History

History

About Frankfurt

History

Römer (city hall), Photo: Stefan Maurer
Römer (city hall) © Stadt Frankfurt am Main, Photo: Stefan Maurer

The Main metropolis was first mentioned on 22 February 794 in a document of Charlemagne for the Regensburg monastery, St. Emmeram. However, there is proof that the cathedral hill has been under continuous settlement since as early as 3000 BC. At the same place, a Roman military camp was established around 83 AD and in the Merovingian era, the court of a Franconian king. In 843, Frankfurt became at times the most important royal palatinate of the Eastern Franconians and the site of parliaments. In 1220, Frankfurt became a free imperial city. From 1356 onwards, the Golden Bull declared Frankfurt as the permanent city of choice for the Roman kings.

From 1562, the Emperor was also crowned in Frankfurt, the last one being the Habsburg Franz II. After the end of the Holy Roman Empire, Frankfurt joined the Confederation of the Rhine and under the First Prince Karl Theodor of Dalberg, became the capital of a short-lived (1810-1813) grand duchy of Frankfurt.

In 1815, Frankfurt became a free city and the seat of the federal government.

In 1848, the March revolution broke out in the German states. As a symbol of reconciliation, the Franco-Prussian war was officially ended in 1871 with the Peace of Frankfurt. The city expansion of Frankfurt in the 19th century began with the incorporation of Bornheim. Further incorporations followed from 1895 onwards. For a short time, Frankfurt thus became the city with the largest area in Germany. Between 1879 and 1926 important institutions such as the Stock Exchange (1879), the Old Opera (1880), the central station (1888), the University (1914) and the first Frankfurt airport (1926) were built.
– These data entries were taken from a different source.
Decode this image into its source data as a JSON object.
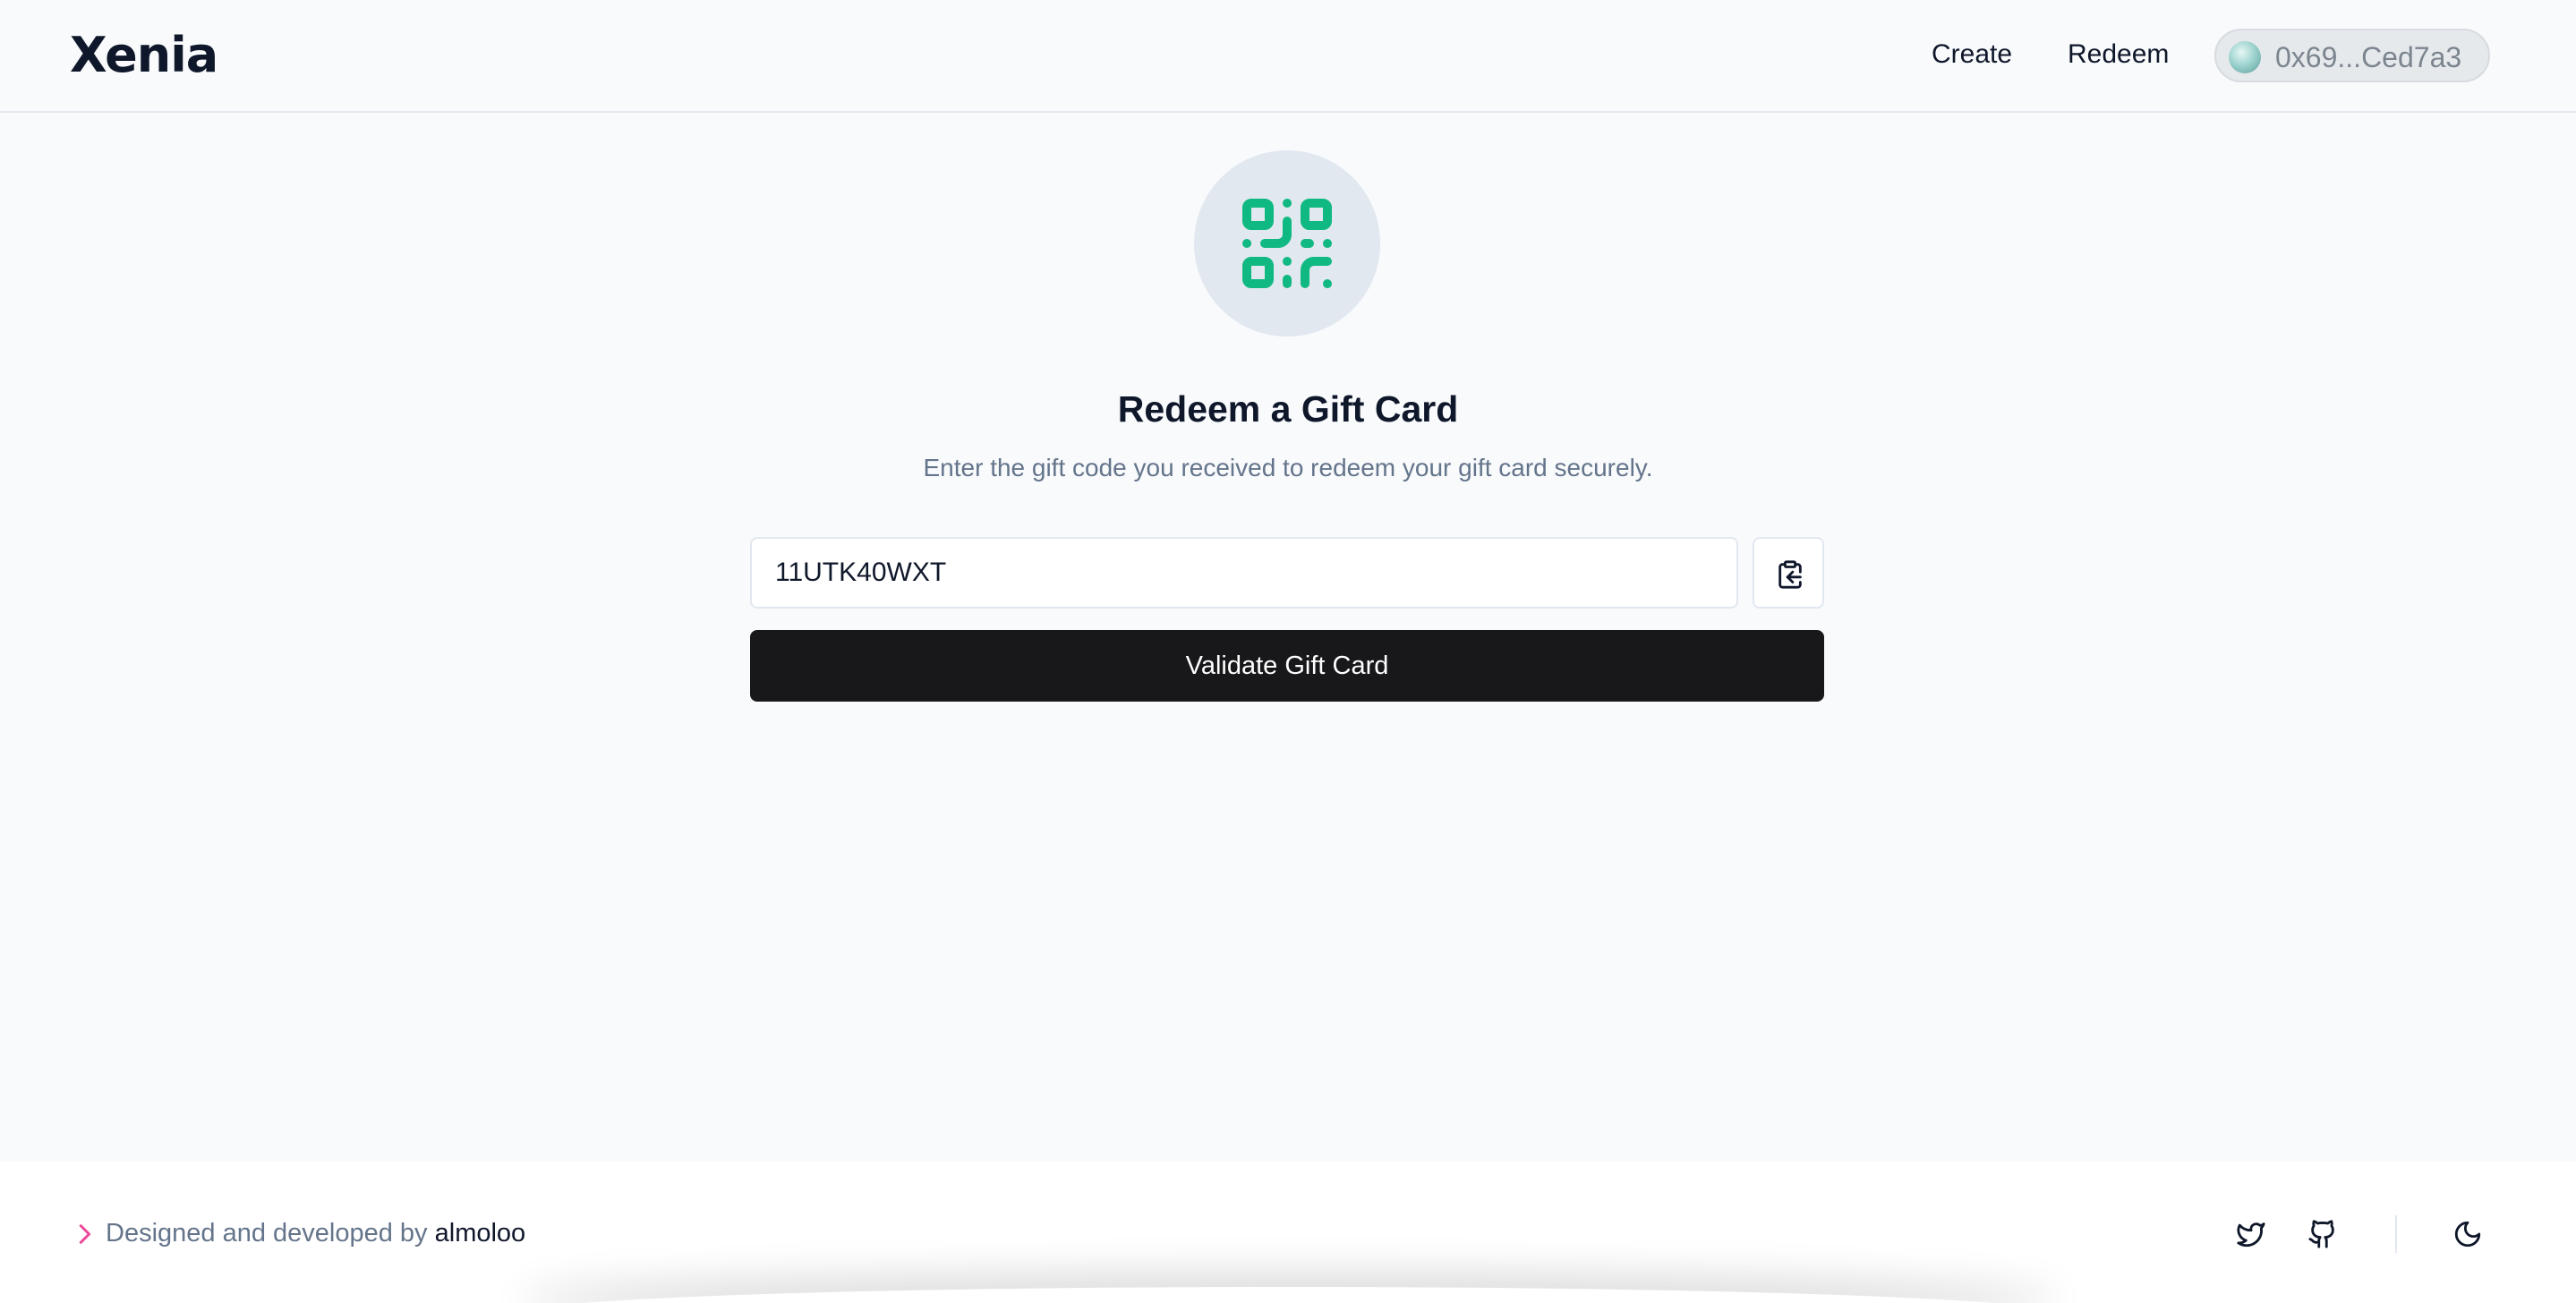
{
  "header": {
    "logo": "Xenia",
    "nav": {
      "create": "Create",
      "redeem": "Redeem"
    },
    "wallet": {
      "address": "0x69...Ced7a3"
    }
  },
  "main": {
    "icon": "qr-code-icon",
    "title": "Redeem a Gift Card",
    "subtitle": "Enter the gift code you received to redeem your gift card securely.",
    "code_input": {
      "value": "11UTK40WXT"
    },
    "paste_icon": "clipboard-paste-icon",
    "validate_label": "Validate Gift Card"
  },
  "footer": {
    "credit_prefix": "Designed and developed by",
    "author": "almoloo",
    "icons": [
      "twitter-icon",
      "github-icon",
      "moon-icon"
    ]
  },
  "colors": {
    "accent": "#10b981",
    "background": "#f8fafc",
    "button": "#18181b",
    "footer_chevron": "#ec4899"
  }
}
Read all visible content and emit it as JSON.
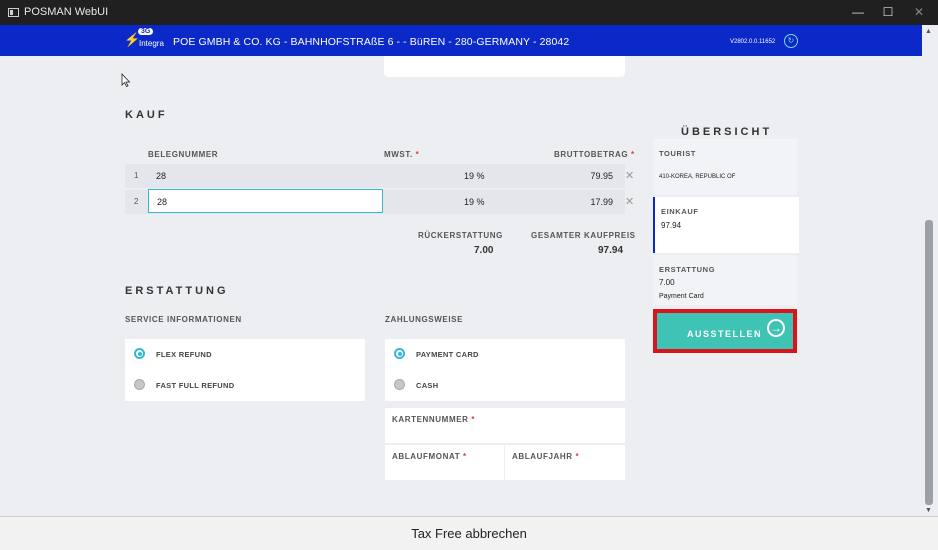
{
  "window": {
    "title": "POSMAN WebUI",
    "minimize": "—",
    "maximize": "☐",
    "close": "✕"
  },
  "header": {
    "logo_badge": "3G",
    "logo_text": "Integra",
    "company": "POE GMBH & CO. KG - BAHNHOFSTRAßE 6 - - BüREN - 280-GERMANY - 28042",
    "version": "V2802.0.0.11652",
    "accent_color": "#0a29c8"
  },
  "kauf": {
    "title": "KAUF",
    "columns": [
      "BELEGNUMMER",
      "MWST.",
      "BRUTTOBETRAG"
    ],
    "rows": [
      {
        "index": "1",
        "belegnummer": "28",
        "mwst": "19 %",
        "brutto": "79.95"
      },
      {
        "index": "2",
        "belegnummer": "28",
        "mwst": "19 %",
        "brutto": "17.99"
      }
    ],
    "rueckerstattung_label": "RÜCKERSTATTUNG",
    "rueckerstattung_value": "7.00",
    "gesamt_label": "GESAMTER KAUFPREIS",
    "gesamt_value": "97.94"
  },
  "erstattung": {
    "title": "ERSTATTUNG",
    "service_label": "SERVICE INFORMATIONEN",
    "service_options": [
      {
        "label": "FLEX REFUND",
        "selected": true
      },
      {
        "label": "FAST FULL REFUND",
        "selected": false
      }
    ],
    "payment_label": "ZAHLUNGSWEISE",
    "payment_options": [
      {
        "label": "PAYMENT CARD",
        "selected": true
      },
      {
        "label": "CASH",
        "selected": false
      }
    ],
    "kartennummer_label": "KARTENNUMMER",
    "ablaufmonat_label": "ABLAUFMONAT",
    "ablaufjahr_label": "ABLAUFJAHR",
    "required_mark": "*"
  },
  "overview": {
    "title": "ÜBERSICHT",
    "tourist_label": "TOURIST",
    "tourist_value": "410-KOREA, REPUBLIC OF",
    "einkauf_label": "EINKAUF",
    "einkauf_value": "97.94",
    "erstattung_label": "ERSTATTUNG",
    "erstattung_value": "7.00",
    "erstattung_method": "Payment Card",
    "action_button": "AUSSTELLEN",
    "button_color": "#3fc3b5",
    "highlight_color": "#d8151c"
  },
  "footer": {
    "cancel_label": "Tax Free abbrechen"
  }
}
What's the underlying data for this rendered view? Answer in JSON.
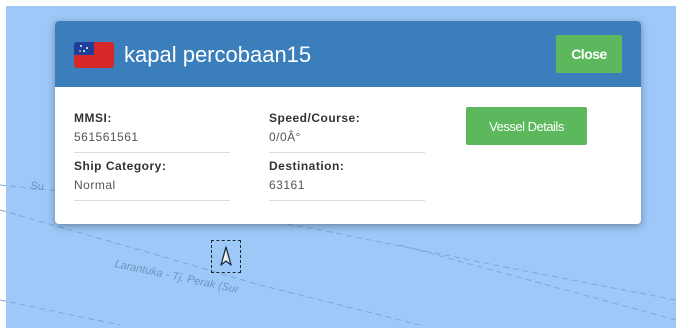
{
  "map": {
    "route_label_main": "Larantuka - Tj. Perak (Sur",
    "route_label_side": "Su",
    "water_color": "#9dc8f8",
    "route_line_color": "#7fa8d8"
  },
  "ship_marker": {
    "icon": "vessel-arrow-icon"
  },
  "popup": {
    "flag_icon": "samoa-flag-icon",
    "vessel_name": "kapal percobaan15",
    "close_label": "Close",
    "details_label": "Vessel Details",
    "header_color": "#3a7ebc",
    "button_color": "#5cb85c",
    "fields": {
      "mmsi": {
        "label": "MMSI:",
        "value": "561561561"
      },
      "speed_course": {
        "label": "Speed/Course:",
        "value": "0/0Â°"
      },
      "ship_category": {
        "label": "Ship Category:",
        "value": "Normal"
      },
      "destination": {
        "label": "Destination:",
        "value": "63161"
      }
    }
  }
}
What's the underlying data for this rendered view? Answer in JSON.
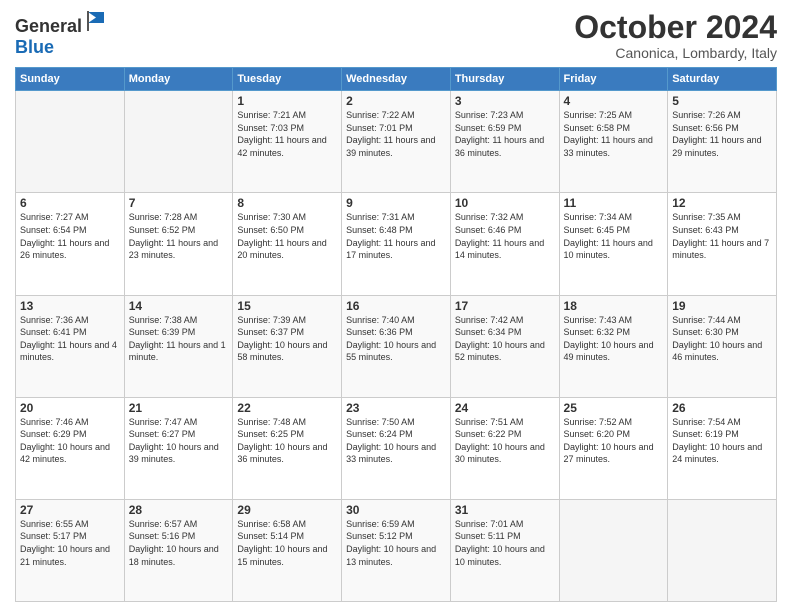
{
  "logo": {
    "line1": "General",
    "line2": "Blue"
  },
  "title": "October 2024",
  "location": "Canonica, Lombardy, Italy",
  "weekdays": [
    "Sunday",
    "Monday",
    "Tuesday",
    "Wednesday",
    "Thursday",
    "Friday",
    "Saturday"
  ],
  "weeks": [
    [
      {
        "day": "",
        "info": ""
      },
      {
        "day": "",
        "info": ""
      },
      {
        "day": "1",
        "info": "Sunrise: 7:21 AM\nSunset: 7:03 PM\nDaylight: 11 hours and 42 minutes."
      },
      {
        "day": "2",
        "info": "Sunrise: 7:22 AM\nSunset: 7:01 PM\nDaylight: 11 hours and 39 minutes."
      },
      {
        "day": "3",
        "info": "Sunrise: 7:23 AM\nSunset: 6:59 PM\nDaylight: 11 hours and 36 minutes."
      },
      {
        "day": "4",
        "info": "Sunrise: 7:25 AM\nSunset: 6:58 PM\nDaylight: 11 hours and 33 minutes."
      },
      {
        "day": "5",
        "info": "Sunrise: 7:26 AM\nSunset: 6:56 PM\nDaylight: 11 hours and 29 minutes."
      }
    ],
    [
      {
        "day": "6",
        "info": "Sunrise: 7:27 AM\nSunset: 6:54 PM\nDaylight: 11 hours and 26 minutes."
      },
      {
        "day": "7",
        "info": "Sunrise: 7:28 AM\nSunset: 6:52 PM\nDaylight: 11 hours and 23 minutes."
      },
      {
        "day": "8",
        "info": "Sunrise: 7:30 AM\nSunset: 6:50 PM\nDaylight: 11 hours and 20 minutes."
      },
      {
        "day": "9",
        "info": "Sunrise: 7:31 AM\nSunset: 6:48 PM\nDaylight: 11 hours and 17 minutes."
      },
      {
        "day": "10",
        "info": "Sunrise: 7:32 AM\nSunset: 6:46 PM\nDaylight: 11 hours and 14 minutes."
      },
      {
        "day": "11",
        "info": "Sunrise: 7:34 AM\nSunset: 6:45 PM\nDaylight: 11 hours and 10 minutes."
      },
      {
        "day": "12",
        "info": "Sunrise: 7:35 AM\nSunset: 6:43 PM\nDaylight: 11 hours and 7 minutes."
      }
    ],
    [
      {
        "day": "13",
        "info": "Sunrise: 7:36 AM\nSunset: 6:41 PM\nDaylight: 11 hours and 4 minutes."
      },
      {
        "day": "14",
        "info": "Sunrise: 7:38 AM\nSunset: 6:39 PM\nDaylight: 11 hours and 1 minute."
      },
      {
        "day": "15",
        "info": "Sunrise: 7:39 AM\nSunset: 6:37 PM\nDaylight: 10 hours and 58 minutes."
      },
      {
        "day": "16",
        "info": "Sunrise: 7:40 AM\nSunset: 6:36 PM\nDaylight: 10 hours and 55 minutes."
      },
      {
        "day": "17",
        "info": "Sunrise: 7:42 AM\nSunset: 6:34 PM\nDaylight: 10 hours and 52 minutes."
      },
      {
        "day": "18",
        "info": "Sunrise: 7:43 AM\nSunset: 6:32 PM\nDaylight: 10 hours and 49 minutes."
      },
      {
        "day": "19",
        "info": "Sunrise: 7:44 AM\nSunset: 6:30 PM\nDaylight: 10 hours and 46 minutes."
      }
    ],
    [
      {
        "day": "20",
        "info": "Sunrise: 7:46 AM\nSunset: 6:29 PM\nDaylight: 10 hours and 42 minutes."
      },
      {
        "day": "21",
        "info": "Sunrise: 7:47 AM\nSunset: 6:27 PM\nDaylight: 10 hours and 39 minutes."
      },
      {
        "day": "22",
        "info": "Sunrise: 7:48 AM\nSunset: 6:25 PM\nDaylight: 10 hours and 36 minutes."
      },
      {
        "day": "23",
        "info": "Sunrise: 7:50 AM\nSunset: 6:24 PM\nDaylight: 10 hours and 33 minutes."
      },
      {
        "day": "24",
        "info": "Sunrise: 7:51 AM\nSunset: 6:22 PM\nDaylight: 10 hours and 30 minutes."
      },
      {
        "day": "25",
        "info": "Sunrise: 7:52 AM\nSunset: 6:20 PM\nDaylight: 10 hours and 27 minutes."
      },
      {
        "day": "26",
        "info": "Sunrise: 7:54 AM\nSunset: 6:19 PM\nDaylight: 10 hours and 24 minutes."
      }
    ],
    [
      {
        "day": "27",
        "info": "Sunrise: 6:55 AM\nSunset: 5:17 PM\nDaylight: 10 hours and 21 minutes."
      },
      {
        "day": "28",
        "info": "Sunrise: 6:57 AM\nSunset: 5:16 PM\nDaylight: 10 hours and 18 minutes."
      },
      {
        "day": "29",
        "info": "Sunrise: 6:58 AM\nSunset: 5:14 PM\nDaylight: 10 hours and 15 minutes."
      },
      {
        "day": "30",
        "info": "Sunrise: 6:59 AM\nSunset: 5:12 PM\nDaylight: 10 hours and 13 minutes."
      },
      {
        "day": "31",
        "info": "Sunrise: 7:01 AM\nSunset: 5:11 PM\nDaylight: 10 hours and 10 minutes."
      },
      {
        "day": "",
        "info": ""
      },
      {
        "day": "",
        "info": ""
      }
    ]
  ]
}
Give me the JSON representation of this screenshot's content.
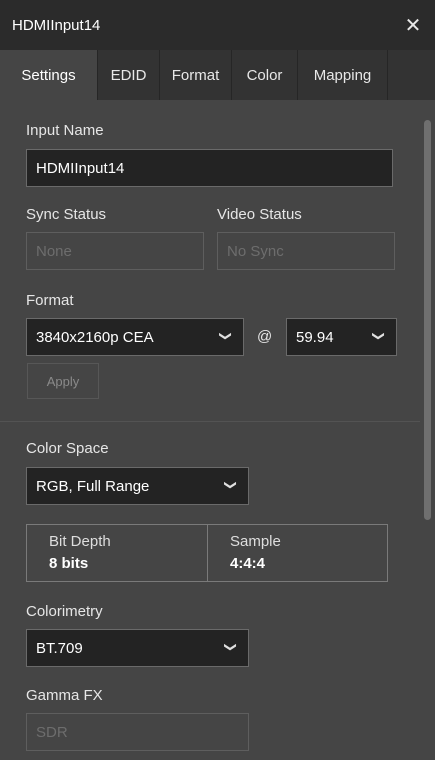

Under the National Socialist regime, 9000 Jews were deported from Frankfurt. In World War Two, aerial attacks destroyed almost all of the old and central parts of the city. However, the cityscape that was practically completely in the medieval style up to 1944 – which in this form was unique for a German city at this time – was lost during the modern reconstruction of the city. After the end of the war, the occupying American forces set up their headquarters in the city. Frankfurt then became the administrative headquarters of the trizone. In the voting for the Federal capital, Frankfurt only just lost out narrowly to Konrad Adenauer’s favourite, Bonn. A parliamentary building had already been built in Frankfurt and today houses the Hessischer Rundfunk, the public broadcaster for the state of Hesse. In the post-war period, the city again developed into a business metropolis and in 1998 became the seat of the European Central Bank.